# Flow Config Setup

## Why this file exists

The runtime source of truth is the *resolved* flow config, located by pi-flow in precedence order: an explicit `--flow-config` override, then a project-local `<working-dir>/.pi/flow.json`, then the user/global `~/.pi/agent/flow.json`. The resolved config is what `pi-flow helper _shared/resolve-model-dispatch` and `pi-flow helper _shared/resolve-coordinator-dispatch` read. The packaged `flow.example.json` is a starting template only — it captures a working personal configuration as an example and is never read at runtime. See [`../skills/_shared/flow-config-resolution.md`](../skills/_shared/flow-config-resolution.md) for the full resolution algorithm.

## First-time setup

`~/.pi/agent/flow.json` is the user/global location — the fallback used when no project-local config is present. A project may instead carry `<project>/.pi/flow.json` to pin dispatch config to a project-scoped pi-flow install; this file takes precedence over the user/global location for any workflow run from within that project directory.
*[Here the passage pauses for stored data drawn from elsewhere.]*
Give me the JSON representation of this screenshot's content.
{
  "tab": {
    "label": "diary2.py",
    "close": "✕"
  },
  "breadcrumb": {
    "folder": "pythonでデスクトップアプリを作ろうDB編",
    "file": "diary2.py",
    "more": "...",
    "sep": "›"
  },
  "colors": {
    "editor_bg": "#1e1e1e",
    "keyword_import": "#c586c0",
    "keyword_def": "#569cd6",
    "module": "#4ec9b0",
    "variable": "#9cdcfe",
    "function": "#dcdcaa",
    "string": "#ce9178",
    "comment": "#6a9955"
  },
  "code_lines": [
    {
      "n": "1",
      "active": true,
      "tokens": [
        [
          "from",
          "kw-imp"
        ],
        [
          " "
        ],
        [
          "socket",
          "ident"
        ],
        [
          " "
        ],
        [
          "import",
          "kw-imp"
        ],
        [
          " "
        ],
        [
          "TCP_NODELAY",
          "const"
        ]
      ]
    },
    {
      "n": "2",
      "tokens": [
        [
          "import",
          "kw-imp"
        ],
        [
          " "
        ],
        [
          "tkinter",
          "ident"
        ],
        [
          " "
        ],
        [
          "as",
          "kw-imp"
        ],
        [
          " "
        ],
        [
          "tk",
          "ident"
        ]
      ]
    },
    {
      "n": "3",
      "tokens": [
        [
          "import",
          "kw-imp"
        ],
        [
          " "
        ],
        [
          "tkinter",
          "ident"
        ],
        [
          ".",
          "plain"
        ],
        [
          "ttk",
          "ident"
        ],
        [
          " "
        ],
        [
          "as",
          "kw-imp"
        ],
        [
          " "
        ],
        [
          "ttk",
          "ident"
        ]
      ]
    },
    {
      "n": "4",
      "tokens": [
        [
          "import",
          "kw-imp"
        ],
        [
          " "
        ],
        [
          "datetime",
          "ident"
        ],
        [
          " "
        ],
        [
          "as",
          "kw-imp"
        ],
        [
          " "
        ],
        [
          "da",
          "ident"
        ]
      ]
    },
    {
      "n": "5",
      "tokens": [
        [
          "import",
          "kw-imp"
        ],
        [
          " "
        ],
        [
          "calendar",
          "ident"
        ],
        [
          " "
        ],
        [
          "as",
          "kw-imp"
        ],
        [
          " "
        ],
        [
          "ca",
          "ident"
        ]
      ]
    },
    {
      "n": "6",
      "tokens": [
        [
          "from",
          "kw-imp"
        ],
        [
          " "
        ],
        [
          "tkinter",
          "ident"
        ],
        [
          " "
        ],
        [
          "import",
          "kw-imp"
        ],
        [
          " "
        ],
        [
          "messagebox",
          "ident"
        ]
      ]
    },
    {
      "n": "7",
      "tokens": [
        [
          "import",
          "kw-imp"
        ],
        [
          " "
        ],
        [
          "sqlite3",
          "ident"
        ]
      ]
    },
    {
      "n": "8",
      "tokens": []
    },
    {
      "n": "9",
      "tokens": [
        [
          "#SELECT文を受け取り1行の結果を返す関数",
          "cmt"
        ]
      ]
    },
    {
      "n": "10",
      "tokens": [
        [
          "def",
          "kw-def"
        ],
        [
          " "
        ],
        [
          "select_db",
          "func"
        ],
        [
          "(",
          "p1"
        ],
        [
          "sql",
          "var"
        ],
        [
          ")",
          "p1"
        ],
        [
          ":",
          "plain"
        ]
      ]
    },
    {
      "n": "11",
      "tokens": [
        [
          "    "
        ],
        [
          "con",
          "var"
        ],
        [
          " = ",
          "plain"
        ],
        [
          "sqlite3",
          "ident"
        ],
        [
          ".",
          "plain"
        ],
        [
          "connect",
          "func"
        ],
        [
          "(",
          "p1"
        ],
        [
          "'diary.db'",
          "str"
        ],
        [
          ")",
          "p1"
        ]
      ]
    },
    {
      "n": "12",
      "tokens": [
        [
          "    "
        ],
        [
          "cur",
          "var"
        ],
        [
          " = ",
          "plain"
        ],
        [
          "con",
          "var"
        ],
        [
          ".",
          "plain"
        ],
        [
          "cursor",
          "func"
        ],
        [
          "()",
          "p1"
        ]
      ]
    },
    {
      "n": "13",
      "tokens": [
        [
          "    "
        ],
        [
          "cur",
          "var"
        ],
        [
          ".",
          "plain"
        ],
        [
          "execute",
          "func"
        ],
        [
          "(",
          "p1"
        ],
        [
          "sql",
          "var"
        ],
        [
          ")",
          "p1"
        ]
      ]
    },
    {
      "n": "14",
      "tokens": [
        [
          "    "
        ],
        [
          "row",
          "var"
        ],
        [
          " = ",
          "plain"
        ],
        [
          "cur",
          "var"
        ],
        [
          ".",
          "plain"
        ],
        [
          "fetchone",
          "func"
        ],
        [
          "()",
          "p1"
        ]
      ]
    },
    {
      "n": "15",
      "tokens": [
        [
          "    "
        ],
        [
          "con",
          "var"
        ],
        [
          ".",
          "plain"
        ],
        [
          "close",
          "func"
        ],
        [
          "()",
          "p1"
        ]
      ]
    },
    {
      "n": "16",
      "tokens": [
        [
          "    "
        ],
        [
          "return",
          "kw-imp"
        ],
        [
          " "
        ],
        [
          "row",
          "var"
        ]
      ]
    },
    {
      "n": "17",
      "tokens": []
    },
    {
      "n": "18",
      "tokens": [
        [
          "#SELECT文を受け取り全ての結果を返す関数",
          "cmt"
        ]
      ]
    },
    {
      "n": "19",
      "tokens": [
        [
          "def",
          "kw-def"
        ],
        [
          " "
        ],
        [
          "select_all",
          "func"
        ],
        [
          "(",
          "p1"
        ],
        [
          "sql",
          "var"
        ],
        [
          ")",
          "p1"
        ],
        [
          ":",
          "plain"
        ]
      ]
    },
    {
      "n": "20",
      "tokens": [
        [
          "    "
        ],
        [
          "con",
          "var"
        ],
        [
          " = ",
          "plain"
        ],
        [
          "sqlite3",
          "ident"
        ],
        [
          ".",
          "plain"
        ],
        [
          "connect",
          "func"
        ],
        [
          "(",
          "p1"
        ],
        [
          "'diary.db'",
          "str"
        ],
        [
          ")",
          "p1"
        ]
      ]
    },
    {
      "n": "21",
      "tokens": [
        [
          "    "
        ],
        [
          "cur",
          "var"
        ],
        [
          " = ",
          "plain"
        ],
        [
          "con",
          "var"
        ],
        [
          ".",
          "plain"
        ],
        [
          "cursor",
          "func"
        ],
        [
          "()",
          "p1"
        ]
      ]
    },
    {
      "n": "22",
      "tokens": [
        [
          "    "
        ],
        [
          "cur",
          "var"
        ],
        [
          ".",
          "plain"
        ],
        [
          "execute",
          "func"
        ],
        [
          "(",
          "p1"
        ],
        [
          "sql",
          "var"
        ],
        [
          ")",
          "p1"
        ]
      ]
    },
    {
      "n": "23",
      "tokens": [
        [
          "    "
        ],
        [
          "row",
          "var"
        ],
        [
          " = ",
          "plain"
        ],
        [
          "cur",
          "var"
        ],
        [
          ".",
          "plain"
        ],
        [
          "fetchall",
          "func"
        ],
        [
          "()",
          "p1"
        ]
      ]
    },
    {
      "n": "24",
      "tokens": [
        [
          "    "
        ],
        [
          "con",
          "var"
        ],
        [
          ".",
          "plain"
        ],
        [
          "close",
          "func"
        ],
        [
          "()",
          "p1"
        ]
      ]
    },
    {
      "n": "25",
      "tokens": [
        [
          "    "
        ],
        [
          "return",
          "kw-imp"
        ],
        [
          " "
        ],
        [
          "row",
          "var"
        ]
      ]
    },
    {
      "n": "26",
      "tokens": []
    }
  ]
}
Copy the example file to whichever location fits your setup:

```sh
# User/global location (fallback for all projects)
cp node_modules/@aphotic/pi-flow-core/flow.example.json ~/.pi/agent/flow.json

# Project-local location (pins dispatch config to this project)
cp node_modules/@aphotic/pi-flow-core/flow.example.json .pi/flow.json
```

If you have the package root handy (e.g. from `pi-flow template`), you can also resolve the path dynamically:

```sh
cp $(pi-flow template _shared/dispatch-contract | sed 's|/skills/_shared/dispatch-contract.md|/flow.example.json|') ~/.pi/agent/flow.json
```

Edit the copied file to match your actual model subscriptions and CLI setup before running any workflows — including the `coordinatorSubagentDispatch.modelChain` list, which must name models you can actually run under `pi`.

## Schema reference

`~/.pi/agent/flow.json` must be valid JSON matching this shape:

```json
{
  "modelTiers": {
    "frontier": "<non-empty model string>",
    "capable":  "<non-empty model string>",
    "standard": "<non-empty model string>",
    "efficient": "<non-empty model string>"
  },
  "crossProviderModelTiers": {
    "frontier": "<non-empty model string>",
    "capable":  "<non-empty model string>",
    "standard": "<non-empty model string>",
    "efficient": "<non-empty model string>"
  },
  "subagentDispatch": {
    "<provider-prefix>": "<cli-name>",
    "anthropic":         "claude",
    "openai-codex":      "codex"
  },
  "coordinatorSubagentDispatch": {
    "modelChain": ["<exact model id>", "..."]
  },
  "executionPolicy": "guarded"
}
```

- `modelTiers` — required when consumed by leaf dispatch; each of the four tier names (`frontier`, `capable`, `standard`, `efficient`) must map to a non-empty model string.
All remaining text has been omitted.